そんな気持ちが、いつの間にか恋に変わってた。 だけど、相変わらず彼には10以上年上の、人妻の彼女・・・・・。 あたしのことなんて、単なる妹くらいにしか思ってない・・・・・。
「じょうずにできました」 「できました。ね、つくしおねえちゃま」 にっこりと微笑む天使の笑顔。 つられて微笑む。 「ほんと、上手に出来たね。じゃ、お兄さんに渡しに行こうか」 と言うと、双子が顔を見合わせてにっこりと笑う。 その笑顔に、何か企みがあるように感じたのは、あたしの思い過ごしか・・・・・
美作さんの部屋の扉をノックすると、中から美作さんの声。 「どうぞ」 扉を開け、中に入る。 その途端、ばたんと閉められる扉。 「え・・・・・」 振り返ると、双子はいなかった。 「・・・・・何してんの?お前ら」 目の前の光景に、首を傾げる美作さん。 絵夢と芽夢の姿も、目に入っていたはずだ。 「いや、あの・・・・・」 もしかしたら、と今更ながら気づく。
―――あたし、嵌められた・・・・・?
「牧野?どうした?」 美作さんの声にはっとする。 この状況・・・・・ 絶対あの2人の企みだ・・・・・・ 子供にいいように騙された自分に愕然とする。 その後ろに、含み笑いをしてるやつがちらちらと見え隠れしているけれど・・・・・ 入れ知恵したのが誰かは、想像に容易い。
「あ、あのね、チョコレートケーキ作ったの、絵夢ちゃんと、芽夢ちゃんと一緒に・・・・・」 「チョコレート?」 「う、うん。今日、バレンタインデーだから・・・・・あの、これ・・・・・」 そう言って、あたしは出来た手のチョコレートケーキを差し出す。 ハート型のチョコレートケーキに、ホイップクリームやフルーツでトッピングされたそれは、少し子供っぽいけれど、あの双子の、大好きな兄に対する愛情がしっかりと込められた物。 そしてあたしの気持ちも・・・・・・。
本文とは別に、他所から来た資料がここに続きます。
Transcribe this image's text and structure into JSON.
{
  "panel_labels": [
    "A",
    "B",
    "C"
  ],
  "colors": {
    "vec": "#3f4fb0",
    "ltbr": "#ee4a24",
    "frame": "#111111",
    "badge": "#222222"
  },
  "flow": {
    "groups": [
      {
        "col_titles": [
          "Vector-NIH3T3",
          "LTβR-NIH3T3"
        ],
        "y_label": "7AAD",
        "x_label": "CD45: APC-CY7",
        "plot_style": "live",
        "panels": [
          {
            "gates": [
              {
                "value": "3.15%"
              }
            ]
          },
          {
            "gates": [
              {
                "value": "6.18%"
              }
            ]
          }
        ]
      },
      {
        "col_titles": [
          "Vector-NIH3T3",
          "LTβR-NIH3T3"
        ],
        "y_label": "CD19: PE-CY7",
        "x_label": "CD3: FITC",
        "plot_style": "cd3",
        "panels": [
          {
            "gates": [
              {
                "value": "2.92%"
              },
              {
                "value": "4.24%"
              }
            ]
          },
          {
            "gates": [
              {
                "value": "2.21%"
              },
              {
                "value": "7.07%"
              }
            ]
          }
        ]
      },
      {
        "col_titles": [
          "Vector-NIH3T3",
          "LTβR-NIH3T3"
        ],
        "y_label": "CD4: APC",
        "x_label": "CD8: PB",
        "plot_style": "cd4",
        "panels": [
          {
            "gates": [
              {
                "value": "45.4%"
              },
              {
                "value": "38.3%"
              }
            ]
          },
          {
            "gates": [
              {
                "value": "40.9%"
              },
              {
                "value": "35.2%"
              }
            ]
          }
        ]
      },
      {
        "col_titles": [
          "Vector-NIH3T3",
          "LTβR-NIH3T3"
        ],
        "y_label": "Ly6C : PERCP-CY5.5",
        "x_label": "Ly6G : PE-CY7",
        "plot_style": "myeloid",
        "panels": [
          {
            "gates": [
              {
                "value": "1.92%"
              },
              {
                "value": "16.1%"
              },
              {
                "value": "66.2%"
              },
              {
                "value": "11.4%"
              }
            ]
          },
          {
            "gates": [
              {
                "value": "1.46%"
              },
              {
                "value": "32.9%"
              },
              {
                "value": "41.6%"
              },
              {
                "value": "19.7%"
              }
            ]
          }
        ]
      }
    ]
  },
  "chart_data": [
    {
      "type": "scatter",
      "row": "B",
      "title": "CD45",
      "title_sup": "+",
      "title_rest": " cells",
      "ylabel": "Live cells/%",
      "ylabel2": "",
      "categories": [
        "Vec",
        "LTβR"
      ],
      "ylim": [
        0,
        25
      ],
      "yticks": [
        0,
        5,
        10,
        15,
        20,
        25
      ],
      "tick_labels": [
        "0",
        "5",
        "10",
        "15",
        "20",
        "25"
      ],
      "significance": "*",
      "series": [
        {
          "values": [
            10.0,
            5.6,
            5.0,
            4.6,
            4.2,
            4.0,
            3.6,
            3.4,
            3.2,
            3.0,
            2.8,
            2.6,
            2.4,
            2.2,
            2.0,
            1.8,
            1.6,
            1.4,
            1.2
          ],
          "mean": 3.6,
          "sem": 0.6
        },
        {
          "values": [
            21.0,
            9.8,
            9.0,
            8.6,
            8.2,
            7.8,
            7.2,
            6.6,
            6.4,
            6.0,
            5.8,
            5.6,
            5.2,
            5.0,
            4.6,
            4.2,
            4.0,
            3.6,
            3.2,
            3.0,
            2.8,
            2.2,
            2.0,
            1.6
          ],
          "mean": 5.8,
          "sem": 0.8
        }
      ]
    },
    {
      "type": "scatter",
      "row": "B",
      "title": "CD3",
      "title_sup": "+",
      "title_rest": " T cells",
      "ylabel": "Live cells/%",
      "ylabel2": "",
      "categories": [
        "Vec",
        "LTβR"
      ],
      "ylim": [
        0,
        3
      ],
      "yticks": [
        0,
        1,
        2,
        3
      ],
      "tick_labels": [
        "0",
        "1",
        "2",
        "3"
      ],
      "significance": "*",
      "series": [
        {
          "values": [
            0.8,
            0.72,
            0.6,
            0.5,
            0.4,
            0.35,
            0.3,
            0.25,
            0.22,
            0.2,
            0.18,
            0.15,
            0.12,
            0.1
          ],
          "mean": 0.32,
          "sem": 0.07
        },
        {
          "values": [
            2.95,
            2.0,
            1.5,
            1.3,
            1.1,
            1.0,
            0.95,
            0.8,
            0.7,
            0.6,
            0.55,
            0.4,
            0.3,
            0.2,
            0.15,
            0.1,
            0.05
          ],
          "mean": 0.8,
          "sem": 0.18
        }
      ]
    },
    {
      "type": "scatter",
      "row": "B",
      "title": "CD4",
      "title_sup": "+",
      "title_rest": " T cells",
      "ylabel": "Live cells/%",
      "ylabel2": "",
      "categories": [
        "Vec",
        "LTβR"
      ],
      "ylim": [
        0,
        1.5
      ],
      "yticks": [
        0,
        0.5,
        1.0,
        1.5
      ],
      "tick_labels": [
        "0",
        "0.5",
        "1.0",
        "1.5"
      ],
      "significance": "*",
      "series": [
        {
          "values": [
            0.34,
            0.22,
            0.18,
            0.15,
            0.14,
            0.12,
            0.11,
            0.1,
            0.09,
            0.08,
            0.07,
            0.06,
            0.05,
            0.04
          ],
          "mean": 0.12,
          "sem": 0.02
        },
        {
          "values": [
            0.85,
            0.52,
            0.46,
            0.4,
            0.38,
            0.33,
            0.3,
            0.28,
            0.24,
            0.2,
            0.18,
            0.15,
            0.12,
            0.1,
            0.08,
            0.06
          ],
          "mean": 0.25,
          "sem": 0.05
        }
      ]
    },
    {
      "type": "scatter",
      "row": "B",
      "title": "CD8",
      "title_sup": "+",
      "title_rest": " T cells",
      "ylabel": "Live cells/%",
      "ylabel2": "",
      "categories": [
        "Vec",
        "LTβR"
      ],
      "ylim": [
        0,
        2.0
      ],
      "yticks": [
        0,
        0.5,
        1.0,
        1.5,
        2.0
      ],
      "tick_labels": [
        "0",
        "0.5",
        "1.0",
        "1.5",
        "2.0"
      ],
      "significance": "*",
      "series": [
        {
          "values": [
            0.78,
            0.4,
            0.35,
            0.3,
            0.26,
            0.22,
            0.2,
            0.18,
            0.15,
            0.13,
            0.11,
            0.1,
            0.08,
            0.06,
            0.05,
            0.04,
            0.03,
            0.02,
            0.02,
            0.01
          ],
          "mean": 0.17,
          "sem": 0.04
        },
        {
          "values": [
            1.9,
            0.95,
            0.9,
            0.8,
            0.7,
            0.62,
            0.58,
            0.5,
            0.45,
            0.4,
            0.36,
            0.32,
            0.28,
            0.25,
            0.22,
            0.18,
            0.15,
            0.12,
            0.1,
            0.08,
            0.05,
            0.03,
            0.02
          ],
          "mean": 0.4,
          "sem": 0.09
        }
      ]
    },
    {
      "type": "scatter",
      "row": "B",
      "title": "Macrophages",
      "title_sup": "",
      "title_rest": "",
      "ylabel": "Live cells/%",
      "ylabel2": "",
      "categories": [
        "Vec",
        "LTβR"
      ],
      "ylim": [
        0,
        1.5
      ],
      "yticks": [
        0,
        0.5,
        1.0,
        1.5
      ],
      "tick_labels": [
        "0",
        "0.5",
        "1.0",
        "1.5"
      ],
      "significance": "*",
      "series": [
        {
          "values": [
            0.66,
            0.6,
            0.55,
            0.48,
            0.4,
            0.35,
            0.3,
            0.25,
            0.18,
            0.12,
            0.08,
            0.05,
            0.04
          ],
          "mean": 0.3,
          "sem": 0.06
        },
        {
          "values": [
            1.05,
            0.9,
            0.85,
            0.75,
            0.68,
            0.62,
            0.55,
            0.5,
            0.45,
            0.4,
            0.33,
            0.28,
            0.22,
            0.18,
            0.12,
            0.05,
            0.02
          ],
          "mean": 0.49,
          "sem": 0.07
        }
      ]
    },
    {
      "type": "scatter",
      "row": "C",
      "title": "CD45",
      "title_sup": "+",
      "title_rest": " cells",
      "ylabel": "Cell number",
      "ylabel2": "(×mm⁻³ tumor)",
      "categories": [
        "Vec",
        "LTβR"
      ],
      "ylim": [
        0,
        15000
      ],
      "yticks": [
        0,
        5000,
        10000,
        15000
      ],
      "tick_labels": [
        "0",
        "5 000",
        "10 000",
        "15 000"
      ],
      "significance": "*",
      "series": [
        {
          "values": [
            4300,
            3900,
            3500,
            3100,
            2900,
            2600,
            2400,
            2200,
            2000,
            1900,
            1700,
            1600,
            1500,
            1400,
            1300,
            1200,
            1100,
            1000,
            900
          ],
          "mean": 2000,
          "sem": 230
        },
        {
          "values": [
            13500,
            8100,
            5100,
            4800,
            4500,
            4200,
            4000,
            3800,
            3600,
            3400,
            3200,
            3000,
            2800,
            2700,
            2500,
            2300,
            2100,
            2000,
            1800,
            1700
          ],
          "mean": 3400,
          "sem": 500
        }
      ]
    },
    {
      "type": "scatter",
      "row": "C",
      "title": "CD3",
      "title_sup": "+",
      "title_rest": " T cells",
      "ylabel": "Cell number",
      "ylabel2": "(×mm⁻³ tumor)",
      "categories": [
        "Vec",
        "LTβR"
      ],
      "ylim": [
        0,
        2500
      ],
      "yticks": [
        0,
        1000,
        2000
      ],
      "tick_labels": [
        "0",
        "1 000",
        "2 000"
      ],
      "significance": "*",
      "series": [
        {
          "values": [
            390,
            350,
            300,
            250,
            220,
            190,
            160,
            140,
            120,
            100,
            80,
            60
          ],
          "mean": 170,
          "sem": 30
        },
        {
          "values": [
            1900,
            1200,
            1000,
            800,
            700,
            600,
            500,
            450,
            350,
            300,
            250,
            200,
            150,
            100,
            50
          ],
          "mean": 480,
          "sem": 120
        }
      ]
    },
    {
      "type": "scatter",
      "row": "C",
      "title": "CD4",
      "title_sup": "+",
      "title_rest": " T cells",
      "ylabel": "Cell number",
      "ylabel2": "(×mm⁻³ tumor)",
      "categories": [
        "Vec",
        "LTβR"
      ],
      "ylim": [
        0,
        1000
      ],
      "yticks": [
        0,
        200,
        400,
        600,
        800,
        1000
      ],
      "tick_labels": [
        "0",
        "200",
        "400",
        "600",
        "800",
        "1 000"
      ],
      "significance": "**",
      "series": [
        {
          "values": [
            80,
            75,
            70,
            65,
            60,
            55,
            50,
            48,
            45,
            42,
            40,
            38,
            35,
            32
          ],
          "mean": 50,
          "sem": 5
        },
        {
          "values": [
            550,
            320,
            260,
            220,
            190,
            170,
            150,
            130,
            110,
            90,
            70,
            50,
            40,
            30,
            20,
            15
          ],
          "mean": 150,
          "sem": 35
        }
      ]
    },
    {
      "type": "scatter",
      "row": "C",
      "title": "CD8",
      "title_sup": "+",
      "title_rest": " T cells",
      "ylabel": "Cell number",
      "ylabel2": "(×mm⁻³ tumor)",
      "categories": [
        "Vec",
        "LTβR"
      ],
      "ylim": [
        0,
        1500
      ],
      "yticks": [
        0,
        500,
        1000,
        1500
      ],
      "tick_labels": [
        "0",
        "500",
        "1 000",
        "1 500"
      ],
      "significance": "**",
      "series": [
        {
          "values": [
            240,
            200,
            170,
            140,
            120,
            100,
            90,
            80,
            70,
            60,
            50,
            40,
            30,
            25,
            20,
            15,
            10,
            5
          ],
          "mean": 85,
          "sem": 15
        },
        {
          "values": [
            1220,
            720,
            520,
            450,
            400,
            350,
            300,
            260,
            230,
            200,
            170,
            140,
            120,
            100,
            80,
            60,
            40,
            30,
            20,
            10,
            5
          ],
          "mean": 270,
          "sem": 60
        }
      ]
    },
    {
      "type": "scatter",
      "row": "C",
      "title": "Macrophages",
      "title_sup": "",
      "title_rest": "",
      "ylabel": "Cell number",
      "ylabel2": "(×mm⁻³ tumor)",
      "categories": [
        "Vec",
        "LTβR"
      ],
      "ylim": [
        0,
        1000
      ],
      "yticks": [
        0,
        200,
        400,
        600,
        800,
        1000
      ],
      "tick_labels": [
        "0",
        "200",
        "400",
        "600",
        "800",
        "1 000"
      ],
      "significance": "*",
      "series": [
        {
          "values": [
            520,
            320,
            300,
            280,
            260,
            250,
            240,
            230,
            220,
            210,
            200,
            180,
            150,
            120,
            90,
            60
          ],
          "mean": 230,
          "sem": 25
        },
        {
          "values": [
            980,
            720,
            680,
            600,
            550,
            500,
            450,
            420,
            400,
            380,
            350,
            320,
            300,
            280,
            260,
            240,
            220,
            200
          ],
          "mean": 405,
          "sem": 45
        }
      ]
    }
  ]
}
差し出されたケーキを、暫く無言でじっと見つめていた美作さんは、ふっと微笑むと、それを受け取ってくれた。 「サンキュ・・・・・。お前から何かもらうのって、もしかして初めて?」 「あ・・・・・そうかも、ご、ごめんね、いつもお世話になってるのに」 「何謝ってんだよ。いいよ別に、そんなの」 そう言って美作さんは軽く笑うと、チョコレートケーキを小さな丸テーブルに置いた。 「・・・・・で?」 そう言って首を傾げながらあたしを見つめる瞳に、何かを探るような光を見つける。 「・・・・・え?」 「お前がくれるのは、これだけ?」 「これだけ・・・・・・って」 「俺に何か、言いたいことがあるって、あいつらに聞いてたんだけど?」 至近距離に近づいてきた美作さんのきれいな顔に、ドキッとする。 「あ、あいつらって・・・・・・」 「絵夢と芽夢が、言ってた。つくしおねえちゃまが、おにいちゃまに大事なお話があるって。とっても大事なことだから、ちゃんと聞いてあげてねって言われたんだけど」 口元に笑みを浮かべたままそう言われ・・・・・ あたしはまた、してやられたことに気づいた。 あの双子に気付かれてるってことは・・・・・・ ちらりと美作さんを見上げえる。 多分、気付いてるんだよね・・・・・
「・・・・・言えないよ・・・・・」 「何で?」 「だって・・・・・」 美作さんには彼女がいる。 なのに、告白なんて出来ない。 ぐっと言葉を飲み込むあたしを、美作さんは相変わらず優しい目で見つめてる。 「・・・・・念のために言っとくけど」 「え?」 「俺、今彼女いないから」 「・・・・・え」 見上げれば、満面の笑み。 「うそ・・・・・」 「じゃねえよ。もう、去年のうちに別れてる。今俺には、どうしようもなく惚れちまってる女がいるからって」 その言葉に、また胸が締め付けられる。 「だから、そういう顔すんな。誰のこと言ってると思ってんの?」 「そんなこと・・・・・」 知ってるわけない。きっとまた年上の人・・・・・ 「・・・・・俺が、年上じゃない女を好きになるのなんて初めてのことだぜ。すげぇことだとおもわねえ?」 ニコニコと、楽しげに笑う。 「今日、お前がここに来てくれたら・・・・言おうと思ってた」 美作さんの繊細な手が、あたしの頬に触れる。 その冷たくて、でも優しい感触に、あたしの胸が高鳴る。 「俺が好きなのは・・・・・牧野、お前だよ」 そう言ってくれてるのに・・・・あたしは信じられなくて、なんて言っていいかわからない。 「うそ・・・・・だよ・・・・・」 「じゃないって。こんなこと、冗談で言えねえよ。マジで・・・・・どうしようもなく惚れちまってるんだ。このチョコレートケーキが、特別なもので・・・・・俺と同じ思いがこもってるなら・・・・聞かせてくれよ」 「あたし・・・・・・」 「ん・・・・・?」 「あたしも・・・・・美作さんが、好き・・・・・ずっと・・・・・美作さんのことだけ考えて、作ったんだよ・・・・・」 漸く言葉を紡ぎ出せば、美作さんが嬉しそうに笑って、あたしを抱きしめてくれた。 「サンキュ・・・・・大事に食べなきゃな・・・・・・お前の気持ち」 「・・・・・うん・・・・・」
自然と重なる唇。 いつまでも離れられなくて・・・・・ 大好きって気持ちがこもったチョコレートケーキ。 2人で食べたら、きっと気持ちも1つになれる気がした・・・・・・。